Man könnte einwenden, Nahrungsmittel ließen sich nicht erfinden. Ein Maiskolben sah stets aus wie ein Maiskolben. Vielleicht haben wir Vegetabilien durch fortwährende Züchtung über die Jahrhunderte etwas widerstandsfähiger oder größer gemacht; aber doch wohl kaum erfunden? Tatsächlich ist alles, was wir essen, irgendwann erfunden worden – und zwar letztlich in der gleichen Weise wie die Dampfmaschine. Praktisch nichts von dem, was wir heutzutage zu uns nehmen, entstammt noch der Natur, auch wenn wir lieber das Gegenteil glauben möchten. Und dabei geht es nicht nur um Fertigpizzas oder Kunstkäse. Die Karotte ist eines der am offensichtlichsten von Menschenhand beeinflussten Nahrungsmittel, das man sich vorstellen kann. Man sieht es ihr an, und zwar wegen des knalligen Orange, in dem sie daherkommt.

Orange für Willem van Oranje

Ursprünglich waren Karotten weiß oder violett. Im 16. Jahrhundert kamen niederländische Pflanzenzüchter jedoch auf die Idee, Prinz Wilhelm I. die Karotte zu widmen, gewissermaßen als vegetabilen Orden für seine herausragenden Leistungen auf dem Gebiet des Katholikenmassakrierens. Die Monarchen-Möhre, welche den Gärtnern vorschwebte, sollte nicht einfach nur den Namen des Herrschers tragen, sondern diesem auch durch ihre Farbgebung huldigen. Wegen Willem van Oranje besitzt die moderne Möhre deshalb ihre unnatürliche Farbe.

Aus

Erstellte man eine Liste der wichtigsten Erfinder der Geschichte, landete auf Platz eins möglicherweise nicht Vint Cerf, der Vater des Internets und auch nicht Henry Ford – sondern Antoine Parmentier, der Wegbereiter der Kartoffel. Verglichen mit der Wirkung der Knolle auf unsere Gesellschaft, nehmen sich die Folgen von iPhone oder Auto geradezu bescheiden aus. Warum? Weil es nicht die Dampfmaschine war, die die Industrialisierung möglich machte. Es war die Kartoffel.

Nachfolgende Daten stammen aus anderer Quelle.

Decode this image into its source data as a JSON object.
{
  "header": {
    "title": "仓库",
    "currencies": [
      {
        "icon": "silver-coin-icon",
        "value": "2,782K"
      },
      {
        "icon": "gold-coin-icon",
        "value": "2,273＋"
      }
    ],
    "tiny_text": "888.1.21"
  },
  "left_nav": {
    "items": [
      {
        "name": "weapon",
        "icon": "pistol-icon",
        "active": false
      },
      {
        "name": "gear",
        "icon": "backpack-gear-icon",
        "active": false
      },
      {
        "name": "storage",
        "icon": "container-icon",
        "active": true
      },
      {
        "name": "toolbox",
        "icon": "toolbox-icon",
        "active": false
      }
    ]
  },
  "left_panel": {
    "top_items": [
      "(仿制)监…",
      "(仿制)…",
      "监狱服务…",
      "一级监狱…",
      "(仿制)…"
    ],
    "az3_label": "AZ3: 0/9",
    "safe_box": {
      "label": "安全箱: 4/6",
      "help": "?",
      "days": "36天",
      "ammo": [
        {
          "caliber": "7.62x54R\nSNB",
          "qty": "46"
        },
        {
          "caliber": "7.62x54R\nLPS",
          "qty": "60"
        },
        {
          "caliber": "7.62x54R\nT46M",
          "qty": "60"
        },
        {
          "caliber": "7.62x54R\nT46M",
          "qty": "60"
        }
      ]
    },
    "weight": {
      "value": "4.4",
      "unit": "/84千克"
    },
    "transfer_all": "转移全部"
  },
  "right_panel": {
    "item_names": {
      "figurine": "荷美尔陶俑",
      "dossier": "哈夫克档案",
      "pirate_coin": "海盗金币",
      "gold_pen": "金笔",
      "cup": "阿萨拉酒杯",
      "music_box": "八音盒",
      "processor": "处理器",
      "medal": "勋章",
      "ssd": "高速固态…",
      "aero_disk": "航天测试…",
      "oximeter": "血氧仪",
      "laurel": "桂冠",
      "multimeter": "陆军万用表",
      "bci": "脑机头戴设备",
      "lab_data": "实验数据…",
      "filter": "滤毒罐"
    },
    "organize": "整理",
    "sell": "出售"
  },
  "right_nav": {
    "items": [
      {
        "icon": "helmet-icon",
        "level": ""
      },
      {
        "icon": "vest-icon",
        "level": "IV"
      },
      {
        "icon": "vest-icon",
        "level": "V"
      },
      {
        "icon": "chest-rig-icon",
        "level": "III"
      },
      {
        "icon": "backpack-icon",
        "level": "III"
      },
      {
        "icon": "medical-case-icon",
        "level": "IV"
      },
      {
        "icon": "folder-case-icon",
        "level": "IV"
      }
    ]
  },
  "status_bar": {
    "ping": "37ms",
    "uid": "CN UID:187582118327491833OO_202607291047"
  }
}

Keiner wollte die Kartoffel

Kolumbus hatte die Knolle mit nach Europa gebracht. Aber zunächst wollte sie niemand essen. Abergläubische Menschen meinten, Kartoffelverzehr führe zu Lepra. Und selbst weniger hysterische Zeitgenossen wie der französische Philosoph Denis Diderot ließen kaum ein gutes Haar an ihr: "Egal, wie man sie zubereitet", schrieb er in seiner "Encyclopédie", "die Wurzel schmeckt nach nichts, außer nach Stärke." Dass sie Krankheiten verursache, hielt er für Unsinn. Aber man könne "sie nicht als Genuss bezeichnen... sie ist für jene, die lediglich am Nährwert interessiert sind." Außerdem dürfe der Kartoffelesser nichts gegen schlimme Blähungen haben, so Diderot. Denn sie sei äußerst "windig".